Diez minutos para fumar un cigarrillo. Tan solo eso. Diez jodidos minutos por soportar seis horas las asquerosas risas de los clientes y sus asquerosas entradas. Allí estaba, en la parte trasera del cine frente a la salida de la sala ocho. Los Minions llevaban veinte minutos canturreando en su extraño idioma y un montón de niños reían en las bromas equivocadas.
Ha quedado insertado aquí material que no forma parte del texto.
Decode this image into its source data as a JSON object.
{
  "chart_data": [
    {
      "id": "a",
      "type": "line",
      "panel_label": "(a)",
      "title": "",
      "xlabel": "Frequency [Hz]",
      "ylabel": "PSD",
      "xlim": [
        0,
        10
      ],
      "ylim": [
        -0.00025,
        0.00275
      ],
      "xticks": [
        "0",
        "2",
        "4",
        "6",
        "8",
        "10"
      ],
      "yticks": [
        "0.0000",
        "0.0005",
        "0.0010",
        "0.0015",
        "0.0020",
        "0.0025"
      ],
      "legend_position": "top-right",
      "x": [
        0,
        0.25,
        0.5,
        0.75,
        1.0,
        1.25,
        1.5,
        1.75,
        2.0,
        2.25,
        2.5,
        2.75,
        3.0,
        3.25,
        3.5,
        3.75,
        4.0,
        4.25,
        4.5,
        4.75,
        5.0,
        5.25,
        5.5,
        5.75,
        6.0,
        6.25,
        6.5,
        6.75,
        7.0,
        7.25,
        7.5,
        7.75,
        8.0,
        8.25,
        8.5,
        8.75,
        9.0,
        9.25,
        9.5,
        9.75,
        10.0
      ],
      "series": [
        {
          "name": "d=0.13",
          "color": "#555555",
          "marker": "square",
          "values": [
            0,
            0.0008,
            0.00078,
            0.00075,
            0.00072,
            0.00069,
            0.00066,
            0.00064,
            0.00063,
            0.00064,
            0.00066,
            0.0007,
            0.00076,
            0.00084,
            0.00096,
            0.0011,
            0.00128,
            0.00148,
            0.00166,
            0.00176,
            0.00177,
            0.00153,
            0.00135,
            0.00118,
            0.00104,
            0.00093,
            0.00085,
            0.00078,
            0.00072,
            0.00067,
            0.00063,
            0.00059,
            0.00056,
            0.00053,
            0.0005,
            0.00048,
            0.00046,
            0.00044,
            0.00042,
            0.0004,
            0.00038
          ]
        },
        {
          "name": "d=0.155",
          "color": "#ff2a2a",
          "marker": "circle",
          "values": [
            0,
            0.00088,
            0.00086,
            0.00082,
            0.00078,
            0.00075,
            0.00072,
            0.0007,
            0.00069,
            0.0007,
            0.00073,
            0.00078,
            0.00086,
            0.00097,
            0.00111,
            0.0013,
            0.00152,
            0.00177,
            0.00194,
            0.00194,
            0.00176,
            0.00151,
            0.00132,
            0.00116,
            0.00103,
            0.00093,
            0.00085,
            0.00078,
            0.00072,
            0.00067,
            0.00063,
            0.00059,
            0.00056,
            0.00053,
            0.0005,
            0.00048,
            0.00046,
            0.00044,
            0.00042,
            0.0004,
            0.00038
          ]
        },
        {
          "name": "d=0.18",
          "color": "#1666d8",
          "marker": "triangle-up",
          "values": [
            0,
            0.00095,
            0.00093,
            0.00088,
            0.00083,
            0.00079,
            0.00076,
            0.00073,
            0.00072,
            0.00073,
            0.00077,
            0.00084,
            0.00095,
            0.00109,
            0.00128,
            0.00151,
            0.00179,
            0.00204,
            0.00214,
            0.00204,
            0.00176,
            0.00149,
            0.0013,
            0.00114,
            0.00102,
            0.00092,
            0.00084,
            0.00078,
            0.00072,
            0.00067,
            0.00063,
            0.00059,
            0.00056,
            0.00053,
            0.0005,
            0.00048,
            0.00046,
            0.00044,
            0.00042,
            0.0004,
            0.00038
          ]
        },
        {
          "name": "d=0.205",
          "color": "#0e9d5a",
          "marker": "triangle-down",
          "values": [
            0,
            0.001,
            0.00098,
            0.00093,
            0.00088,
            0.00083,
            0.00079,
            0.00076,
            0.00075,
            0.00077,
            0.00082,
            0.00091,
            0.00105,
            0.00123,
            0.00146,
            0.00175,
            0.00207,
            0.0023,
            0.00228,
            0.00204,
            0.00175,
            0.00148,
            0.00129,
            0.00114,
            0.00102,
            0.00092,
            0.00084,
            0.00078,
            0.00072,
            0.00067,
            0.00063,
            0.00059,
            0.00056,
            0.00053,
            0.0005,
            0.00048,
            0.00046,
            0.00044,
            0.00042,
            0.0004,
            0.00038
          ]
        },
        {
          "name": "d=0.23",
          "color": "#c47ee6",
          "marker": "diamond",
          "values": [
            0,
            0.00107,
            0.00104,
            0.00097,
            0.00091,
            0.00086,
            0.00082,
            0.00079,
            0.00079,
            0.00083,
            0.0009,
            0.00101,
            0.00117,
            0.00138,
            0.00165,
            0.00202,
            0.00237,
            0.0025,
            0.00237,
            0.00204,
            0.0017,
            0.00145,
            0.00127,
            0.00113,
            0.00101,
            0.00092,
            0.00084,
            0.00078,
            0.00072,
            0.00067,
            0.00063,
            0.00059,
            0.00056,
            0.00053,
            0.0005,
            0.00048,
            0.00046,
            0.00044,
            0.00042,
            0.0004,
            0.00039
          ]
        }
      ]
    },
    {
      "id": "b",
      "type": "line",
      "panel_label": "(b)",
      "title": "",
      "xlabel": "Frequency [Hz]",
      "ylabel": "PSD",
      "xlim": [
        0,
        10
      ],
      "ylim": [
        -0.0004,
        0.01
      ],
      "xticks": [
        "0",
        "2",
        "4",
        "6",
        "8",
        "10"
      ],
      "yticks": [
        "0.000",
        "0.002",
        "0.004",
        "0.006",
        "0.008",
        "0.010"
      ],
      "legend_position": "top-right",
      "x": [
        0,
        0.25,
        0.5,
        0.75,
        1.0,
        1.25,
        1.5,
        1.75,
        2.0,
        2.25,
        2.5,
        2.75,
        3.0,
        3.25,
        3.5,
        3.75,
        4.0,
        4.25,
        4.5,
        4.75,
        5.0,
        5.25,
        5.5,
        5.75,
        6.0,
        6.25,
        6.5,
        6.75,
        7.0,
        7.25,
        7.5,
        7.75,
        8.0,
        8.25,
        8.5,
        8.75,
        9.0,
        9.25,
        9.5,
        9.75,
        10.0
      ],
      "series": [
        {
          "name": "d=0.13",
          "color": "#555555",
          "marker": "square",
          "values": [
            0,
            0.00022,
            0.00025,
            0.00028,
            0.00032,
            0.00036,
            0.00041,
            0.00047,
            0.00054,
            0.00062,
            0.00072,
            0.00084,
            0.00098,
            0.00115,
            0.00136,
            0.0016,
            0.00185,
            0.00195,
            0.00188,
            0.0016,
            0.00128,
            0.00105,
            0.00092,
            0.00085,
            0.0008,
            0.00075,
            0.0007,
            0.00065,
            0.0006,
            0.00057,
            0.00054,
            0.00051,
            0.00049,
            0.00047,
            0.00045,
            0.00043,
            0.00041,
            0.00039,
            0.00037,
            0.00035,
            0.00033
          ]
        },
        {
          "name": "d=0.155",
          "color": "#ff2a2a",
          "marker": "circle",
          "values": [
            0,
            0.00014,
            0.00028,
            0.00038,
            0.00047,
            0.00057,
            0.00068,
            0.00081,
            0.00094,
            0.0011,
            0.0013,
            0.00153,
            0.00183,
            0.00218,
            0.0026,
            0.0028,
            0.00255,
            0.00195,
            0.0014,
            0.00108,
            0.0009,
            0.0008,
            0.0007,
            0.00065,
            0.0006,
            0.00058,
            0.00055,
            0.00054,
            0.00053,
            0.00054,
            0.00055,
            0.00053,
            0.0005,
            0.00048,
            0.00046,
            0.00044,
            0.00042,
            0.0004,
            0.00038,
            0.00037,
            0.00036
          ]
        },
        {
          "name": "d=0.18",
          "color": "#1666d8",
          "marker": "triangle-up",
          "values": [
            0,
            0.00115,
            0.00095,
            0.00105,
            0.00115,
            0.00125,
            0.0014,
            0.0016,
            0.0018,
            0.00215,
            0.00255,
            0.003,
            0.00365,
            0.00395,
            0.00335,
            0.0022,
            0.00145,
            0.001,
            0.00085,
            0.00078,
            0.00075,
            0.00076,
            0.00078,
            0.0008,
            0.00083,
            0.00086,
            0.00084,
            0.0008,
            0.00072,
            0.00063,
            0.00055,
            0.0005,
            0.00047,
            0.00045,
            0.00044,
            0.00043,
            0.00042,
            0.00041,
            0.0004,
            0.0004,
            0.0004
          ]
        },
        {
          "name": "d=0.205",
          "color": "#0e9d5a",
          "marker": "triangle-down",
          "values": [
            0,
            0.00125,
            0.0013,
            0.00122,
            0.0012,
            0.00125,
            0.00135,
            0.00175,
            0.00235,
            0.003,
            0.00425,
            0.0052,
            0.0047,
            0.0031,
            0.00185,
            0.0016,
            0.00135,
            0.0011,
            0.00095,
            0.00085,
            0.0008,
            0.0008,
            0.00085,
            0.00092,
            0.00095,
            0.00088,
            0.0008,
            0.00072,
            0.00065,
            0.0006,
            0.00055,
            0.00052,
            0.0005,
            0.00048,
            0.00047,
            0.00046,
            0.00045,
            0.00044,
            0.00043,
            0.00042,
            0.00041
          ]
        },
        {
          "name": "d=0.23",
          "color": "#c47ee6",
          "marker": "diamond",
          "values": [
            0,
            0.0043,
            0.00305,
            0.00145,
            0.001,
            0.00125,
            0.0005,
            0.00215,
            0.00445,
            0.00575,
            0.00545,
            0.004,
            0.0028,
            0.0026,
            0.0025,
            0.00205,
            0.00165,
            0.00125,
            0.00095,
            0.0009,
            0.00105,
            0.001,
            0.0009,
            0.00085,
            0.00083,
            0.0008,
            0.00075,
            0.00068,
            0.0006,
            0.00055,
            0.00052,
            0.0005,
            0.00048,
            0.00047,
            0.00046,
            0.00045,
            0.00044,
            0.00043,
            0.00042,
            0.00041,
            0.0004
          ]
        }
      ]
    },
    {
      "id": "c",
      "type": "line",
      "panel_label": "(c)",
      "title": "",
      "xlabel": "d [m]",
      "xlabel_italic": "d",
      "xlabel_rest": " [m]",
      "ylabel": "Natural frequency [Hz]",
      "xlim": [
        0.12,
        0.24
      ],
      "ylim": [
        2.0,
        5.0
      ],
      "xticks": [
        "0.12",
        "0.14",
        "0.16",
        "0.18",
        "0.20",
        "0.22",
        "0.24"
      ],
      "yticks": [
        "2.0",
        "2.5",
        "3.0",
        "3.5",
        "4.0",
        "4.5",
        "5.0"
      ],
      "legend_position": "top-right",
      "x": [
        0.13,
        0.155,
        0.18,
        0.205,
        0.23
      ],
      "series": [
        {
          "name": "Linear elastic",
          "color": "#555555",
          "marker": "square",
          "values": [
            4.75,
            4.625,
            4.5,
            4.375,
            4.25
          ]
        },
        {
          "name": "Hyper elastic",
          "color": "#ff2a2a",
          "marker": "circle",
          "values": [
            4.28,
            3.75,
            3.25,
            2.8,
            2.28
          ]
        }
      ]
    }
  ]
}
Pensó en una de esas madres jóvenes, una que había ajusticiado a su retoño minutos antes en la entrada, e imaginó que salía a fumar un cigarrillo y se encontraba con él. Imaginó como de unas insignificantes palabras y cuatro intercambios de miradas ella terminaba apoyada contra un cubo de basura mientras él la disfrutaba con descaro. Imaginó el gozo de ambos como una recompensa divina a su esfuerzo por mantenerse cuerdo en una vida de fatídica lotería. Dios jugó su suerte a la ruleta el día en que él nació, eso estaba claro. No se podía ser tan infeliz poseyendo tantísimo talento. Recorrió con la mirada la fila de puertas de emergencia de las salas. Se detuvo en la octava y mientras miraba las sinuosas formas del gran ocho, con la erección abultando aun en sus ajustados pantalones, fue sorprendido por el joven camarero del bar saliendo por la puerta de emergencia. Maldijo su suerte por décima vez ese día, que no parecía terminar nunca, y tomó la decisión de dejar el trabajo al día siguiente.